Was meinen wir mit "Lammwolle" und "Zuchtwolle"?

Lammwolle bezeichnet die erste Schur eines Lamms (meist im Alter von wenigen Monaten). Sie ist in der Regel feiner, weicher und glänzender, weil die Haare noch jung und unbeansprucht sind. Zuchtwolle ist ein Sammelbegriff, den man für Wolle älterer Tiere oder für Wolle aus Zuchtlinien verwenden kann, oft gemeint als Wolle von ausgewachsenen Schafen, die für Zucht oder Produktion gehalten werden.
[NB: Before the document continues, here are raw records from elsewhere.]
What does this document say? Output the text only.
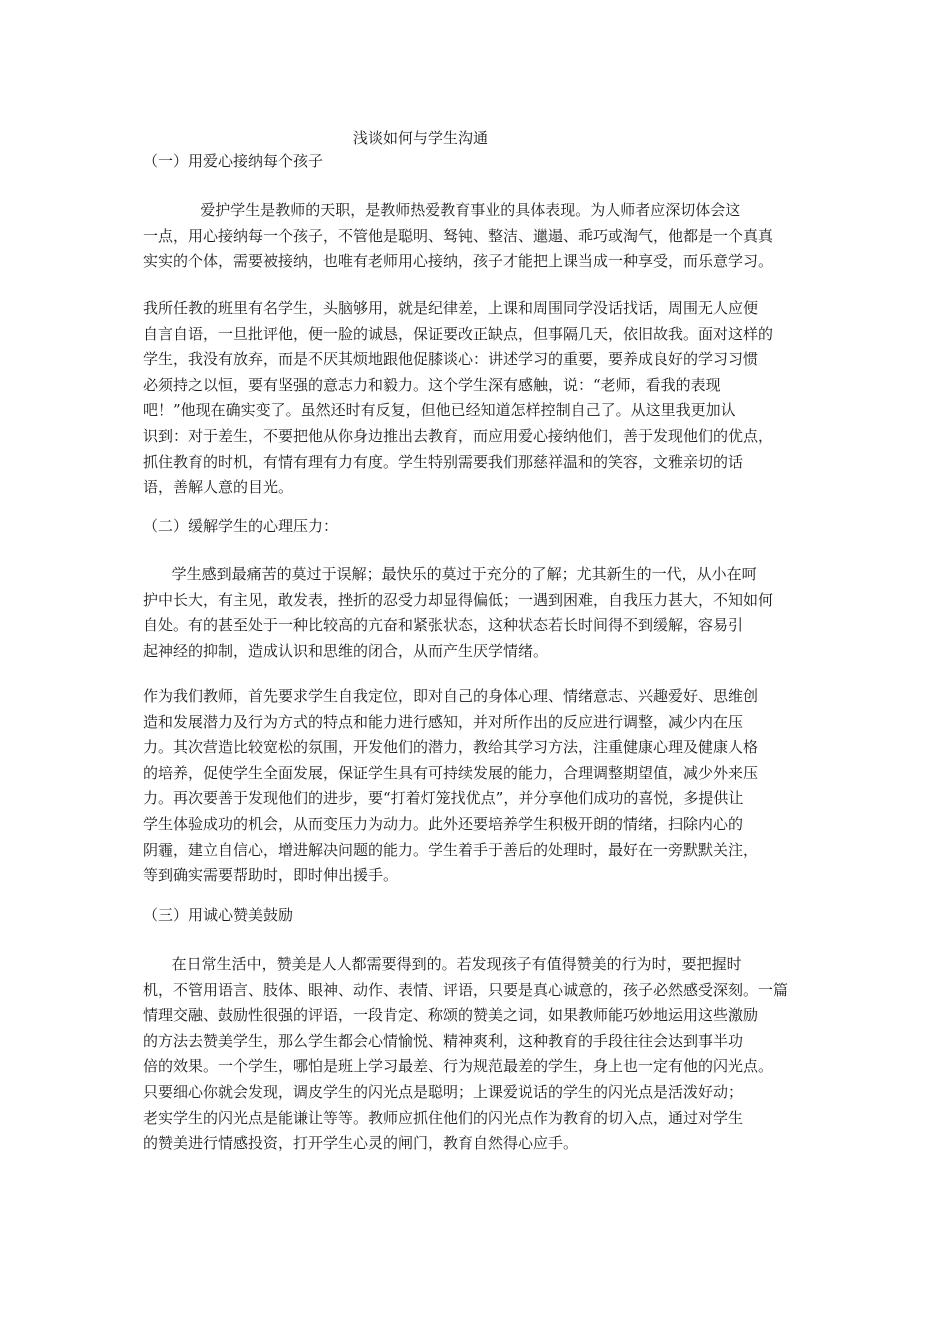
浅谈如何与学生沟通
（一）用爱心接纳每个孩子
爱护学生是教师的天职，是教师热爱教育事业的具体表现。为人师者应深切体会这
一点，用心接纳每一个孩子，不管他是聪明、驽钝、整洁、邋遢、乖巧或淘气，他都是一个真真
实实的个体，需要被接纳，也唯有老师用心接纳，孩子才能把上课当成一种享受，而乐意学习。
我所任教的班里有名学生，头脑够用，就是纪律差，上课和周围同学没话找话，周围无人应便
自言自语，一旦批评他，便一脸的诚恳，保证要改正缺点，但事隔几天，依旧故我。面对这样的
学生，我没有放弃，而是不厌其烦地跟他促膝谈心：讲述学习的重要，要养成良好的学习习惯
必须持之以恒，要有坚强的意志力和毅力。这个学生深有感触，说：“老师，看我的表现
吧！”他现在确实变了。虽然还时有反复，但他已经知道怎样控制自己了。从这里我更加认
识到：对于差生，不要把他从你身边推出去教育，而应用爱心接纳他们，善于发现他们的优点，
抓住教育的时机，有情有理有力有度。学生特别需要我们那慈祥温和的笑容，文雅亲切的话
语，善解人意的目光。
（二）缓解学生的心理压力：
学生感到最痛苦的莫过于误解；最快乐的莫过于充分的了解；尤其新生的一代，从小在呵
护中长大，有主见，敢发表，挫折的忍受力却显得偏低；一遇到困难，自我压力甚大，不知如何
自处。有的甚至处于一种比较高的亢奋和紧张状态，这种状态若长时间得不到缓解，容易引
起神经的抑制，造成认识和思维的闭合，从而产生厌学情绪。
作为我们教师，首先要求学生自我定位，即对自己的身体心理、情绪意志、兴趣爱好、思维创
造和发展潜力及行为方式的特点和能力进行感知，并对所作出的反应进行调整，减少内在压
力。其次营造比较宽松的氛围，开发他们的潜力，教给其学习方法，注重健康心理及健康人格
的培养，促使学生全面发展，保证学生具有可持续发展的能力，合理调整期望值，减少外来压
力。再次要善于发现他们的进步，要“打着灯笼找优点”，并分享他们成功的喜悦，多提供让
学生体验成功的机会，从而变压力为动力。此外还要培养学生积极开朗的情绪，扫除内心的
阴霾，建立自信心，增进解决问题的能力。学生着手于善后的处理时，最好在一旁默默关注，
等到确实需要帮助时，即时伸出援手。
（三）用诚心赞美鼓励
在日常生活中，赞美是人人都需要得到的。若发现孩子有值得赞美的行为时，要把握时
机，不管用语言、肢体、眼神、动作、表情、评语，只要是真心诚意的，孩子必然感受深刻。一篇
情理交融、鼓励性很强的评语，一段肯定、称颂的赞美之词，如果教师能巧妙地运用这些激励
的方法去赞美学生，那么学生都会心情愉悦、精神爽利，这种教育的手段往往会达到事半功
倍的效果。一个学生，哪怕是班上学习最差、行为规范最差的学生，身上也一定有他的闪光点。
只要细心你就会发现，调皮学生的闪光点是聪明；上课爱说话的学生的闪光点是活泼好动；
老实学生的闪光点是能谦让等等。教师应抓住他们的闪光点作为教育的切入点，通过对学生
的赞美进行情感投资，打开学生心灵的闸门，教育自然得心应手。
Sie kann gröber, robuster und unterschiedlich strukturiert sein.

Haptische Merkmale: Was du mit den Händen fühlst

Die Haptik ist der schnellste und oft verlässlichste erste Eindruck. Ich lege immer mehrere Proben nebeneinander und vergleiche.
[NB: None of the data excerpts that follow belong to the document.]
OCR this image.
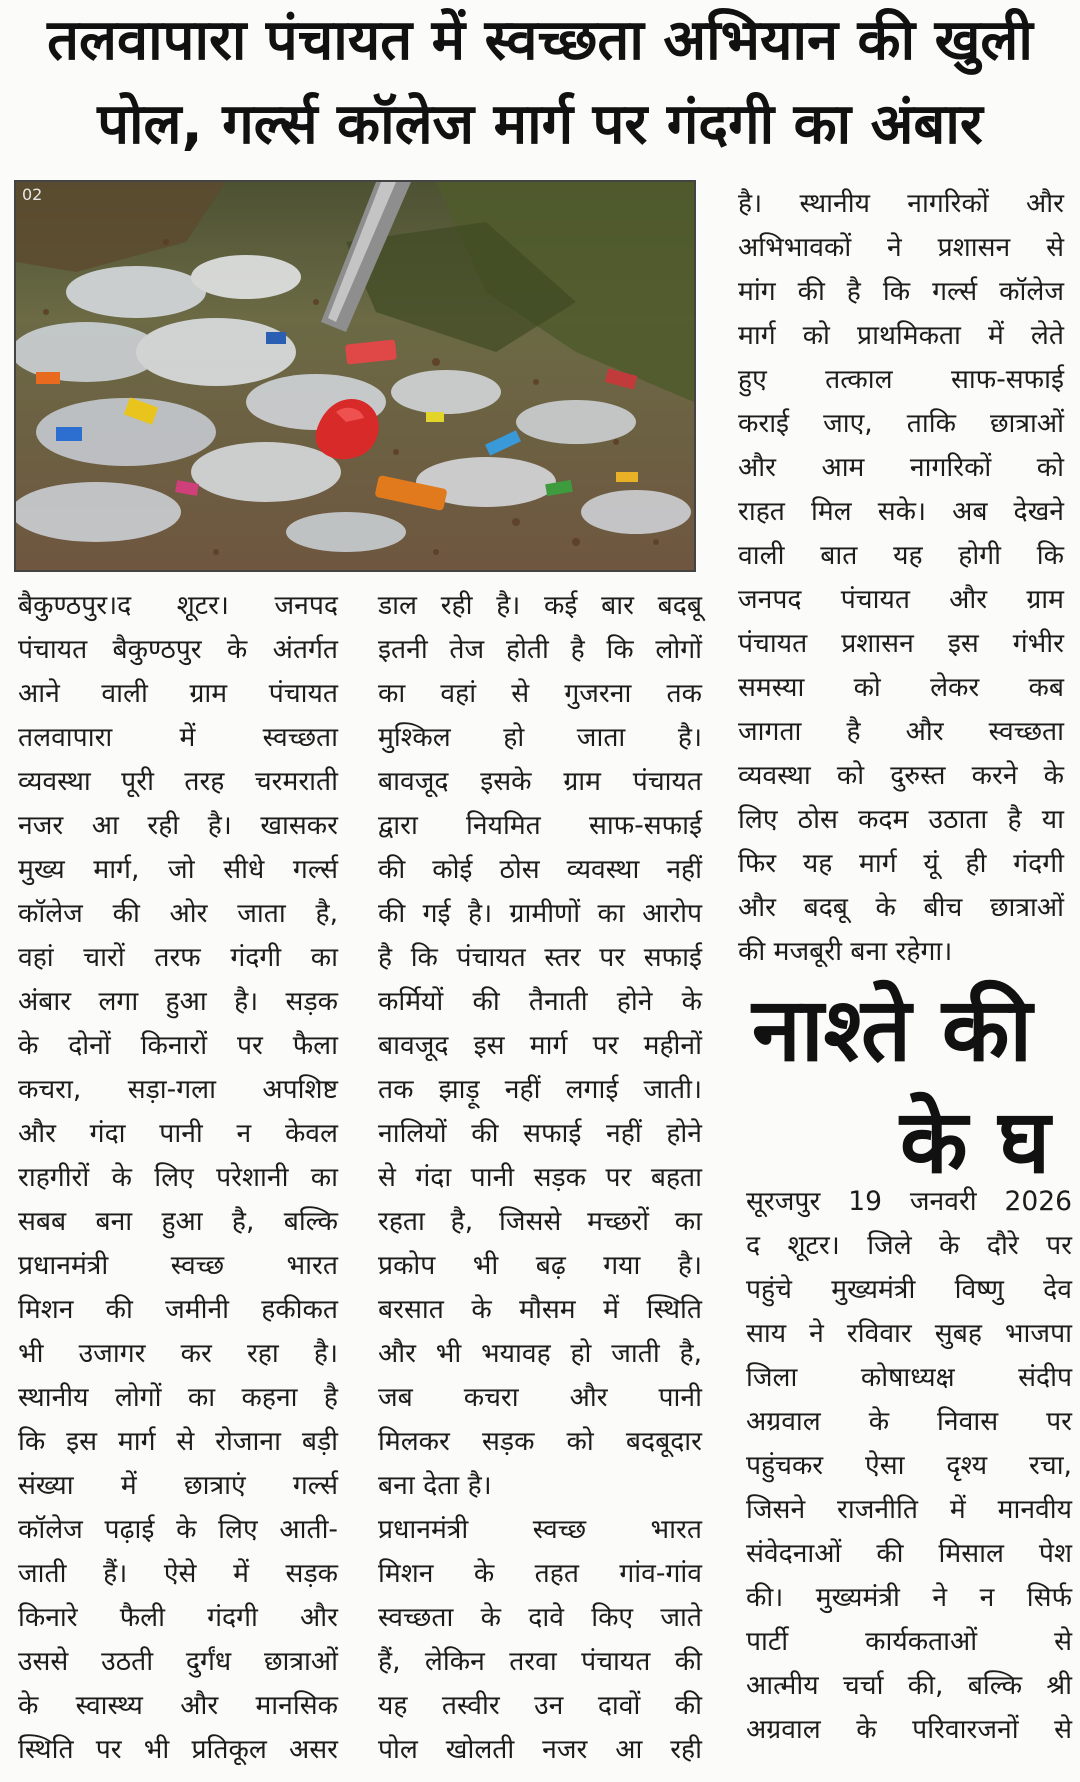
तलवापारा पंचायत में स्वच्छता अभियान की खुली
पोल, गर्ल्स कॉलेज मार्ग पर गंदगी का अंबार
02
बैकुण्ठपुर।द शूटर। जनपद
पंचायत बैकुण्ठपुर के अंतर्गत
आने वाली ग्राम पंचायत
तलवापारा में स्वच्छता
व्यवस्था पूरी तरह चरमराती
नजर आ रही है। खासकर
मुख्य मार्ग, जो सीधे गर्ल्स
कॉलेज की ओर जाता है,
वहां चारों तरफ गंदगी का
अंबार लगा हुआ है। सड़क
के दोनों किनारों पर फैला
कचरा, सड़ा-गला अपशिष्ट
और गंदा पानी न केवल
राहगीरों के लिए परेशानी का
सबब बना हुआ है, बल्कि
प्रधानमंत्री स्वच्छ भारत
मिशन की जमीनी हकीकत
भी उजागर कर रहा है।
स्थानीय लोगों का कहना है
कि इस मार्ग से रोजाना बड़ी
संख्या में छात्राएं गर्ल्स
कॉलेज पढ़ाई के लिए आती-
जाती हैं। ऐसे में सड़क
किनारे फैली गंदगी और
उससे उठती दुर्गंध छात्राओं
के स्वास्थ्य और मानसिक
स्थिति पर भी प्रतिकूल असर
डाल रही है। कई बार बदबू
इतनी तेज होती है कि लोगों
का वहां से गुजरना तक
मुश्किल हो जाता है।
बावजूद इसके ग्राम पंचायत
द्वारा नियमित साफ-सफाई
की कोई ठोस व्यवस्था नहीं
की गई है। ग्रामीणों का आरोप
है कि पंचायत स्तर पर सफाई
कर्मियों की तैनाती होने के
बावजूद इस मार्ग पर महीनों
तक झाड़ू नहीं लगाई जाती।
नालियों की सफाई नहीं होने
से गंदा पानी सड़क पर बहता
रहता है, जिससे मच्छरों का
प्रकोप भी बढ़ गया है।
बरसात के मौसम में स्थिति
और भी भयावह हो जाती है,
जब कचरा और पानी
मिलकर सड़क को बदबूदार
बना देता है।
प्रधानमंत्री स्वच्छ भारत
मिशन के तहत गांव-गांव
स्वच्छता के दावे किए जाते
हैं, लेकिन तरवा पंचायत की
यह तस्वीर उन दावों की
पोल खोलती नजर आ रही
है। स्थानीय नागरिकों और
अभिभावकों ने प्रशासन से
मांग की है कि गर्ल्स कॉलेज
मार्ग को प्राथमिकता में लेते
हुए तत्काल साफ-सफाई
कराई जाए, ताकि छात्राओं
और आम नागरिकों को
राहत मिल सके। अब देखने
वाली बात यह होगी कि
जनपद पंचायत और ग्राम
पंचायत प्रशासन इस गंभीर
समस्या को लेकर कब
जागता है और स्वच्छता
व्यवस्था को दुरुस्त करने के
लिए ठोस कदम उठाता है या
फिर यह मार्ग यूं ही गंदगी
और बदबू के बीच छात्राओं
की मजबूरी बना रहेगा।
नाश्ते की
के घ
सूरजपुर 19 जनवरी 2026
द शूटर। जिले के दौरे पर
पहुंचे मुख्यमंत्री विष्णु देव
साय ने रविवार सुबह भाजपा
जिला कोषाध्यक्ष संदीप
अग्रवाल के निवास पर
पहुंचकर ऐसा दृश्य रचा,
जिसने राजनीति में मानवीय
संवेदनाओं की मिसाल पेश
की। मुख्यमंत्री ने न सिर्फ
पार्टी कार्यकताओं से
आत्मीय चर्चा की, बल्कि श्री
अग्रवाल के परिवारजनों से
  • Weichheit: Lammwolle fühlt sich merklich weicher an. Wenn du die Fasern zwischen Daumen und Zeigefinger reibst, wirkt Lammwolle fast samtig. Zuchtwolle ist oft etwas rauer.
  • Federndkeit und Elastizität: Lammwolle ist elastischer: drückst du eine Strähne zusammen, springt sie leichter zurück. Ältere Wolle kann flacher wirken.
  • Dichte: Lammwolle kann feiner und dichter in der Struktur sein, das Gewebe wirkt geschlossener. Zuchtwolle zeigt öfter einzelne, hervorstehende grobe Haare.
  • Kratzen: Wenn die Wolle am Hals getestet wird (vorsichtig), kratzt Zuchtwolle häufiger, Lammwolle fühlt sich angenehmer auf der Haut an.

Feinstruktur unter der Lupe oder im Mikroskop

Für genauere Unterscheidungen lohnt sich der Blick unter dem Mikroskop. Ich arbeite in Workshops oft mit einer einfachen Digitalkamera-Mikroskop-Kombination (ab 40–100× ist schon viel erkennbar).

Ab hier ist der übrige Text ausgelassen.